Correctionals facility turns over helpdesk to prisoners

21.02.2007
When Terri Moore is released from the Colorado Women's Correctional Facility in Canon City today, after serving two and a half years for fraud, she'll re-enter society with a brighter future than most felons. That's because she has spent the past 15 months working five days a week on the Colorado Department of Corrections IT help desk -- and she has already drawn interest from a company that hires ex-cons.

"I've gained a lot there," said Moore, explaining that the job has helped her deal with anxieties she once had over working with or talking to people.

Moore participated in an innovative program developed by the Colorado Department of Corrections in which a handful of female inmates from the nearby women's prison have been working on the agency's IT help desk since 2005. Corrections officials came up with the idea in the face of planned IT cutbacks.

"We were trying to support 6,500 staff with very few of us at the [IT] support center," said Karen Danley, support center manager for the agency. Danley and her team screened, interviewed and picked a handful of female inmates who were then trained as "first responders" for the agency's IT help desk.

Logistically, the arrangement worked out well. The female correctional facility is located just two miles from the IT support center, so female inmates who work on the help desk are picked up and dropped off after each six-hour shift. The inmates are strip-searched each time they re-enter the correctional facility for security purposes.

Still, the transition wasn't entirely smooth, noted Kim Withers, a help desk supervisor for the agency. "It was a big obstacle in the beginning for the staff to call [the inmates] and ask for help," said Withers. Some corrections workers were also concerned about how much information inmates would be allowed to see on their screens during a help desk call.

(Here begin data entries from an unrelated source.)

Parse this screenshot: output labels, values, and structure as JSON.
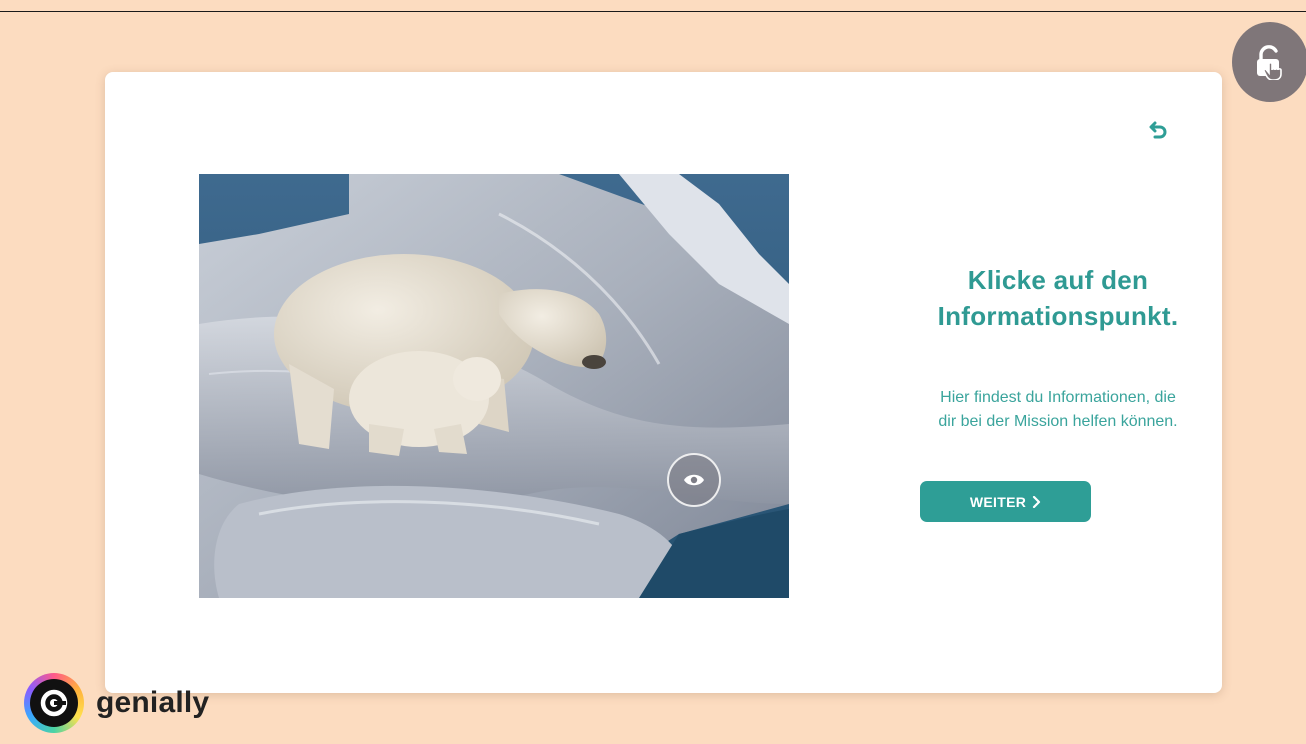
{
  "slide": {
    "heading_line1": "Klicke auf den",
    "heading_line2": "Informationspunkt.",
    "description_line1": "Hier findest du Informationen, die",
    "description_line2": "dir bei der Mission helfen können.",
    "next_button_label": "WEITER",
    "next_button_icon": "chevron-right-icon",
    "back_icon": "undo-arrow-icon",
    "info_point_icon": "eye-icon",
    "image_subject": "polar-bear-photo"
  },
  "overlay": {
    "lock_icon": "unlock-touch-icon"
  },
  "brand": {
    "name": "genially",
    "logo_icon": "genially-logo-icon"
  },
  "colors": {
    "background": "#fcdcc0",
    "accent": "#2e9e96",
    "card": "#ffffff",
    "lock_button": "#7f7679"
  }
}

But the IT support center, through the use of Numara FootPrints, a Web-based service desk tool, has been able to limit what information inmates on the help desk can see. The agency's help desk uses Numara Footprints to provide support to 25 correctional facilities throughout Colorado, said Mark Krieger, vice president of product development for Numara Software Inc. in Edison, N.J.

So if an inmate is able to resolve, for instance, a desktop software glitch that a corrections officer is experiencing, she uses her version of the FootPrints software to close the file. If a staffer encounters a technical problem that an inmate can't resolve, a copy of the "project" is sent to other more experienced support center workers with detailed information about a staffer's technical configuration that an inmate isn't privy to, said Withers.

That information is gathered using Numara Asset Manager, an asset discovery tool that provides qualified users with specific information about an end user's hardware and software configuration, said Krieger.

Training varied for each of the inmates working on the help desk, since many prisoners don't have basic skills, such as the ability to type, or lack high school diplomas, said John Jubic, a desktop supervisor at the agency. As a result, the amount of time spend in training for the program can vary from a couple of days to a few weeks, said Danley.

At the moment, five inmates work in the IT support center at any given time, said Jubic. Three inmates provide telephone support while one does PC tracking and the other handles PC imaging and repairs, he said.

So far, the inmates' contributions to the support center have been "absolutely excellent," said Jubic. In 2006, the support center fielded a total of 46,000 work orders. The inmates on duty handled 16,000 of those orders and closed 8,000 of them, said Danley. "Those numbers are quite helpful to our staff."

The program has also benefited Lorene Cardenas, an inmate who has worked in the IT support center for the past 17 months. "I have a lot more self esteem and self confidence since I've been here," said Cardenas, who has two and a half years left on a five-year sentence for attempted escape from parole. "I know I can go out there and hold my head high in an office environment," she said.